In an increasingly carbon-constrained world, lignocellulosic biomass, natural gas, and carbon dioxide have emerged as attractive options to supply energy, fuels, and chemicals at scale in a cleaner and more sustainable manner. However, the unique chemical makeup of these alternative carbon sources has created daunting conversion challenges, requiring the development a new generation of robust, active, and selective catalysts. In this lecture, I will show how advanced synthesis techniques can be coupled with rigorous reactivity and characterization studies to uncover unique synergies in nanostructured catalysts.

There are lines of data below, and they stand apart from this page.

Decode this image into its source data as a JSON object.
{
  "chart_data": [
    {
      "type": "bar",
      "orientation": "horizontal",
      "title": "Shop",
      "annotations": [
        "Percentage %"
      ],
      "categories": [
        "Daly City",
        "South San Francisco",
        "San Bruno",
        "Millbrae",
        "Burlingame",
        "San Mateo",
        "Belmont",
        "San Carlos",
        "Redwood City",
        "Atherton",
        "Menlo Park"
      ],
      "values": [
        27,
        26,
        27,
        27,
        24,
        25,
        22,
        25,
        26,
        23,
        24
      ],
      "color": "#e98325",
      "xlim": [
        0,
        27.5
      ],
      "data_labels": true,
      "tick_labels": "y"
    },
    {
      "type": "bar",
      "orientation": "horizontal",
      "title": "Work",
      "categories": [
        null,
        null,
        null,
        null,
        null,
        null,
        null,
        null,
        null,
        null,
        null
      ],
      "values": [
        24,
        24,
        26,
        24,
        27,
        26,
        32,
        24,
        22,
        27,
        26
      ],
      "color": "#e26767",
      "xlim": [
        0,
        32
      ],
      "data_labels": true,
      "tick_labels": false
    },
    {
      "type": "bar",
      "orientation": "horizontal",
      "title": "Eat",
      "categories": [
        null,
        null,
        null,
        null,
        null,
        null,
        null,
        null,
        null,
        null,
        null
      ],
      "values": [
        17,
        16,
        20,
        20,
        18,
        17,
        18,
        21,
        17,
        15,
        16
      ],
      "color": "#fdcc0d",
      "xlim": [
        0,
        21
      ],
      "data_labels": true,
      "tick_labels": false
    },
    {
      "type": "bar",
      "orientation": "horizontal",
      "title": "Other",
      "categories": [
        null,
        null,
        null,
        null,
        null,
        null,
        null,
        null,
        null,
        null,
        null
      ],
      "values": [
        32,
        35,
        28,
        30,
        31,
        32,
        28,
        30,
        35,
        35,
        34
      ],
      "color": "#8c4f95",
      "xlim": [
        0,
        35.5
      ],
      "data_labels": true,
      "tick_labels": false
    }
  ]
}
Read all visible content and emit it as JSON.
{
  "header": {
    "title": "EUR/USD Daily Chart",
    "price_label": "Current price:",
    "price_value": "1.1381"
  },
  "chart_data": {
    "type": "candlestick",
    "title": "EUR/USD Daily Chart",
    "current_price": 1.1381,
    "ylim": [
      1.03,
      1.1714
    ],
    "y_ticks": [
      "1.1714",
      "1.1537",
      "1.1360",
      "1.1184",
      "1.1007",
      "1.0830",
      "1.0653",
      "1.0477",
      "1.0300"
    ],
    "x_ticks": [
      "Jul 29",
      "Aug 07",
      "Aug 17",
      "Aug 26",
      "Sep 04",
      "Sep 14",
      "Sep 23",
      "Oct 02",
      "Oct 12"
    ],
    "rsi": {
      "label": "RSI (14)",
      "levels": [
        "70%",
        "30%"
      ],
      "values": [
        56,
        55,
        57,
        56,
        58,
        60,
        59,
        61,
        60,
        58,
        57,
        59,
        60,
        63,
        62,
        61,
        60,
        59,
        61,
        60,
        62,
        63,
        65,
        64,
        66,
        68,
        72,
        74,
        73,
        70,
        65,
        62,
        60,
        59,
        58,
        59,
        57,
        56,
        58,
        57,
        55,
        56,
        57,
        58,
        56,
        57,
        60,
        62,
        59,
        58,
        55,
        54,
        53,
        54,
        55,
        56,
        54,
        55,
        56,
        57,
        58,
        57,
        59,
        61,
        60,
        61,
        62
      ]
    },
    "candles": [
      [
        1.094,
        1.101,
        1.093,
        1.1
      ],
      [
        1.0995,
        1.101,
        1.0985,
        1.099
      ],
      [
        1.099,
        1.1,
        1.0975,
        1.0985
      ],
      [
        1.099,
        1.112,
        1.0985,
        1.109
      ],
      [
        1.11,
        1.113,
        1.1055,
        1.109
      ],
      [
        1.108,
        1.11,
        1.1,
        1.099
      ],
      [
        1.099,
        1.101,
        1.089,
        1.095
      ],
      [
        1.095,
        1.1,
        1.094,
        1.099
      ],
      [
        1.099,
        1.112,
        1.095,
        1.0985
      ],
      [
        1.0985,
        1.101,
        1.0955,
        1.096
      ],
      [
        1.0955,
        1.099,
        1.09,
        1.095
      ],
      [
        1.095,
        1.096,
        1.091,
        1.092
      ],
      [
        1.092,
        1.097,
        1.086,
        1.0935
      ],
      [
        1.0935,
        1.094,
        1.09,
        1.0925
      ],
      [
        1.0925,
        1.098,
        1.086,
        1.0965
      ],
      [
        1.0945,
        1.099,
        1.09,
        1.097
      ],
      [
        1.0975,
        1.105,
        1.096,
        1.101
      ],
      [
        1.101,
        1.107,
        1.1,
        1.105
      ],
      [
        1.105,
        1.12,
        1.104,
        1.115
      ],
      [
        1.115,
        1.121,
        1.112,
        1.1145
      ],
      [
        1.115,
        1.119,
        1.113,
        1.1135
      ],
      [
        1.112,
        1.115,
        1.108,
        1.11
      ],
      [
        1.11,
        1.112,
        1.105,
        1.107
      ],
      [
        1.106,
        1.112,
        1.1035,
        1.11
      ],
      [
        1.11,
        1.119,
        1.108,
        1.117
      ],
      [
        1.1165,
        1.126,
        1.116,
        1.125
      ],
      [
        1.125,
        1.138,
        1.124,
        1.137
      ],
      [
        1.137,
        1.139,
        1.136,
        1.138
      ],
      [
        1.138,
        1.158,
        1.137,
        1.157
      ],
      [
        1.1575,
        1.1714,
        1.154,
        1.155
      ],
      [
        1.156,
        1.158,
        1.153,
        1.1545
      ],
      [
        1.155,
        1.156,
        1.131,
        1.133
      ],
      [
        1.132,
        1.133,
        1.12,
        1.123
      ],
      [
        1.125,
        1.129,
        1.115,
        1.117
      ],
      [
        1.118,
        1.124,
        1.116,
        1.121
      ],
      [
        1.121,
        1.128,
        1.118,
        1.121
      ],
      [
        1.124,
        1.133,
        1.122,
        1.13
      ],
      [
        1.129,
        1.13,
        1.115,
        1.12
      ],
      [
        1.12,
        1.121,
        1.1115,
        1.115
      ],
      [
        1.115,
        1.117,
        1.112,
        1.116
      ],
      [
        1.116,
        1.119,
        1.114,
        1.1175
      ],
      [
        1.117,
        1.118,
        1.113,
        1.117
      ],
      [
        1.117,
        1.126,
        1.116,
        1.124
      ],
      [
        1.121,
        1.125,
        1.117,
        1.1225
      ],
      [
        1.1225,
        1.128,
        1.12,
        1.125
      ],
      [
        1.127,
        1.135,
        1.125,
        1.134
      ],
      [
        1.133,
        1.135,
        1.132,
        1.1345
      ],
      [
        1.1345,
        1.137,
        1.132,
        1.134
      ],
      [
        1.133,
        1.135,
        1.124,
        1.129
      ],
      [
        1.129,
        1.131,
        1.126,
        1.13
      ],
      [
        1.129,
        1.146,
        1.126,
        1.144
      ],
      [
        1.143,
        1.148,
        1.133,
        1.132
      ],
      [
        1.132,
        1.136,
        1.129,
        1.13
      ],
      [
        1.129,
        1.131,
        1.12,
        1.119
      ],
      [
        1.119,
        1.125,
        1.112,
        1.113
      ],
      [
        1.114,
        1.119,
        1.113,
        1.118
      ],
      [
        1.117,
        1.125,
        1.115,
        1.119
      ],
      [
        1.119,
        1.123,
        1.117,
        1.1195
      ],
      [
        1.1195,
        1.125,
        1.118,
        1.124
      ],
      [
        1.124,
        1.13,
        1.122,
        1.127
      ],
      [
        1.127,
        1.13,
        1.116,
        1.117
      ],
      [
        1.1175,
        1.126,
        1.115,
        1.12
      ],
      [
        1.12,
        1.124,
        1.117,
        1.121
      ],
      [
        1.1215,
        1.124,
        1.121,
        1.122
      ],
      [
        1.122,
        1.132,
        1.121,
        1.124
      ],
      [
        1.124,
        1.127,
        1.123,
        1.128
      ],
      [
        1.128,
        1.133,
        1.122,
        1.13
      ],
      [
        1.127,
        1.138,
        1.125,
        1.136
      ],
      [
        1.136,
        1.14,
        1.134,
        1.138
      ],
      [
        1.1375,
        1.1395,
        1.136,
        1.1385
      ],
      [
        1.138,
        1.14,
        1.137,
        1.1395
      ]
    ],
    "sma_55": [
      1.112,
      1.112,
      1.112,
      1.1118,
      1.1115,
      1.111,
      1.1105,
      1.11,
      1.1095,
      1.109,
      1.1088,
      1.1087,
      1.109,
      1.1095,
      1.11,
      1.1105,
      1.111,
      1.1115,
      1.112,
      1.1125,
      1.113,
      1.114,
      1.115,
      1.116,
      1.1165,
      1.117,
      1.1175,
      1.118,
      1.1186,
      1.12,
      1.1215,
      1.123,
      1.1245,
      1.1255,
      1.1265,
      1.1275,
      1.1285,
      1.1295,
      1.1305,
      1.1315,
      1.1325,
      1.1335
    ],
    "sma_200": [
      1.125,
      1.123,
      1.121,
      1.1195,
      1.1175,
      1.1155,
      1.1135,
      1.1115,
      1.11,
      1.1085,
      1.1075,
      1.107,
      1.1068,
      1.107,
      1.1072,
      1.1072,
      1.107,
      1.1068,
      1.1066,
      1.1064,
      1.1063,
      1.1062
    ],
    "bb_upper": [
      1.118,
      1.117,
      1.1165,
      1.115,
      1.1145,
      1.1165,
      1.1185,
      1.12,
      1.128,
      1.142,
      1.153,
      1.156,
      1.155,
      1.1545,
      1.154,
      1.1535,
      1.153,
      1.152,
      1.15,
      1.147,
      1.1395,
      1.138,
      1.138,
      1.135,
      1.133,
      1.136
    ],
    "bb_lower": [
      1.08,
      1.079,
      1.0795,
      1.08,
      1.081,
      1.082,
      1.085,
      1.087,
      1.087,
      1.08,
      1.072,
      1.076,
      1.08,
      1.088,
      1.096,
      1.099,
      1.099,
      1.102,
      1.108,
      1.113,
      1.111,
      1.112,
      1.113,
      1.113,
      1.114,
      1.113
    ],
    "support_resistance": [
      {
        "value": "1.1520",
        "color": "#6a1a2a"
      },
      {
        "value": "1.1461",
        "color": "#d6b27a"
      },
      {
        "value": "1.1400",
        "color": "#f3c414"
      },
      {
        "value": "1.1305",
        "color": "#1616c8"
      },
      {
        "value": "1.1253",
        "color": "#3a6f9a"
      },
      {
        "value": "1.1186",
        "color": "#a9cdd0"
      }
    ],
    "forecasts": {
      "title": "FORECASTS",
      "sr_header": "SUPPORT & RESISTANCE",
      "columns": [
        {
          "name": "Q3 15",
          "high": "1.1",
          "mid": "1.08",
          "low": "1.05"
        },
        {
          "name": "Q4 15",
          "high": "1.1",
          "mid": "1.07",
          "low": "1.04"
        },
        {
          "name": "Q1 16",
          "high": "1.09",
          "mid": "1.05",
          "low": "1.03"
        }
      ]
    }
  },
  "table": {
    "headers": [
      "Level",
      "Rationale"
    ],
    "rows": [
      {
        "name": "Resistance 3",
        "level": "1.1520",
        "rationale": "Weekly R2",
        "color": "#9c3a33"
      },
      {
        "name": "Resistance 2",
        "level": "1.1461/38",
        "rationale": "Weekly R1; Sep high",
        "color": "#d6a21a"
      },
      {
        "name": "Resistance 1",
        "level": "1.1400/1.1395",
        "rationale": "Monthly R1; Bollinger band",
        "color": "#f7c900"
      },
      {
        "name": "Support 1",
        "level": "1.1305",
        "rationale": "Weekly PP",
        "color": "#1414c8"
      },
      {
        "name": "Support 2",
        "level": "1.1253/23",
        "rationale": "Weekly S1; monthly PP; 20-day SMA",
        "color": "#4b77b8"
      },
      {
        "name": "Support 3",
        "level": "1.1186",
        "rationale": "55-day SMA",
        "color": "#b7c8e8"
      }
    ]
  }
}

First, the cooperativity between catalytic pairs in metalloenzyme-like microporous materials will be demonstrated. Specific examples will include the synthesis of diacids from coupling bio-derived keto acids, and the conversion of methane into acetic acid via tandem oxidation and carbonylation reactions.
Second, new developments in the use of heterometallic early transition metal carbide (TMC) nanoparticles will be described as a novel platform to replace (or drastically reduce) noble metal utilization in electro- and thermo-catalytic applications. A new method to synthesize TMCs and core-shell TMC-noble metal structures with exquisite control over composition, size, crystal phase, and purity will be demonstrated. Structure-activity descriptors can then be elucidated and used to guide the design of new catalytic materials.